Entrevistas Com Memória III

O nome Maria Alice Dias da Silva não diz nada a muita gente, mas toda (ou quase toda a gente) das redondezas conhece a "Alice das Fêveras". A esmorizense começou o seu negócio em 1963 e, durante cerca de 50 anos, recebeu no seu estabelecimento comercial pessoas de muitas terras vizinhas e não só. A razão do sucesso: tratar toda a gente como se fosse família.

Entrevista da autoria de Agostinho Fardilha
Jornal A Voz de Esmoriz, Edição de 21 de Agosto de 2015



Como é que surgiu este nome Alice das Fêveras?

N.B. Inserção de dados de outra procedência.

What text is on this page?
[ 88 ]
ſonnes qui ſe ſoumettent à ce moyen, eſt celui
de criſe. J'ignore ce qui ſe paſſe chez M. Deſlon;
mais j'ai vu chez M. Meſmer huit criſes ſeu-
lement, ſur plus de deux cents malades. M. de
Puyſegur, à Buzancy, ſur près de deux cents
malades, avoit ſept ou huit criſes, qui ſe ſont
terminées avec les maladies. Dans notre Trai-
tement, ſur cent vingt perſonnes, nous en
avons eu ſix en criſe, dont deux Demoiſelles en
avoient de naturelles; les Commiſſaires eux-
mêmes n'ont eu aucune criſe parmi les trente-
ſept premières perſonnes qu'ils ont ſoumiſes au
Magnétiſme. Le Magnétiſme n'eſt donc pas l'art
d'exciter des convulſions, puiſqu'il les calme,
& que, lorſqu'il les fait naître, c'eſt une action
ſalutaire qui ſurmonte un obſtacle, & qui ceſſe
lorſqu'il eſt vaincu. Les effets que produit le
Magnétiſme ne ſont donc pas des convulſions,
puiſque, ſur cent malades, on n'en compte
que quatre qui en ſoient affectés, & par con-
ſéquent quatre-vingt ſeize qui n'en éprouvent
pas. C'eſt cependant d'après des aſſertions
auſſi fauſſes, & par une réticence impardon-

Quando eu me casei, tinha a minha loja em casa do senhor Agostinho Valente. Passados dois anos, a família quis a casa e eu mudei-me para o armazém em frente do senhor Manuel Valente, fiz obras e fui para lá. Inicialmente, o meu negócio era uma taberna onde se vendiam uns copos e umas sandes e também tinha uma pequena parte de mercearia. Quando eu me mudei para o lado de cima, o armazém era maior e eu comecei a alargar mais o negócio. Aquela era a zona dos tanoeiros... O senhor Fernando Pacheco ia lá e eu dizia-lhe para levar lá os seus clientes. O mesmo aconteceu com outras pessoas. Passado um tempo, já vinha gente da Arrifana, de Paços de Brandão... Eu não comecei com as febras, eram mais as enguias e caldeiradas de enguias.


Havia outros petiscos?

Sim, havia. Depois comecei também a fazer almoços, etc. Eu tinha uns fogareiros normais de casa onde assava, mas era mais à base de fritos. Os meus primos iam lá fazer as merendas com os colegas da caça e diziam que não tinha jeito, que aqueles fogareiros não davam rendimento. Assim, adaptaram um bidão grande para eu assar e disseram para eu o colocar junto à estrada, que assim quem passava por ali via...  Vinha gente de todo o lado, uns chamavam os outros. Mais tarde, comecei a servir fêveras e bacalhau, assados na rua. Alguns clientes queriam comer e eles próprios assavam a sua comida no fogareiro. Nunca trabalhei com empregados, foi sempre com os meus cunhados, Quim e Valdemar, e o meu irmão Zé. Estive lá na rua Guerra Junqueiro oito anos.


Em que ano começou?

Comecei em 1963. Passados dez anos, vim para casa porque o meu marido estava muito mal. Ainda estive dois anos sem abrir negócio, mas tinha o meu nome feito e muitas pessoas diziam que queriam ir à Alice das Fêveras. Os amigos do meu marido vinham visitá-lo e começaram a dizer que faziam em minha casa as merendas... Fizemos umas mesas ambulantes para colocar no quintal e assim recomeçou. Fiz mais negócio aqui que na loja que deixei ficar. Chegou a uma altura que tive que ir falar com o Adelino Alves por causa do terreno em frente à minha casa para aumentar o negócio. Eu abri este negócio em casa em Fevereiro de 1973 e, em Agosto desse ano, fiquei viúva. Nessa altura, chamei os meus irmãos e cunhados para conversarmos. Eu dizia que não ia abrir, porque isto ficava aqui num canto...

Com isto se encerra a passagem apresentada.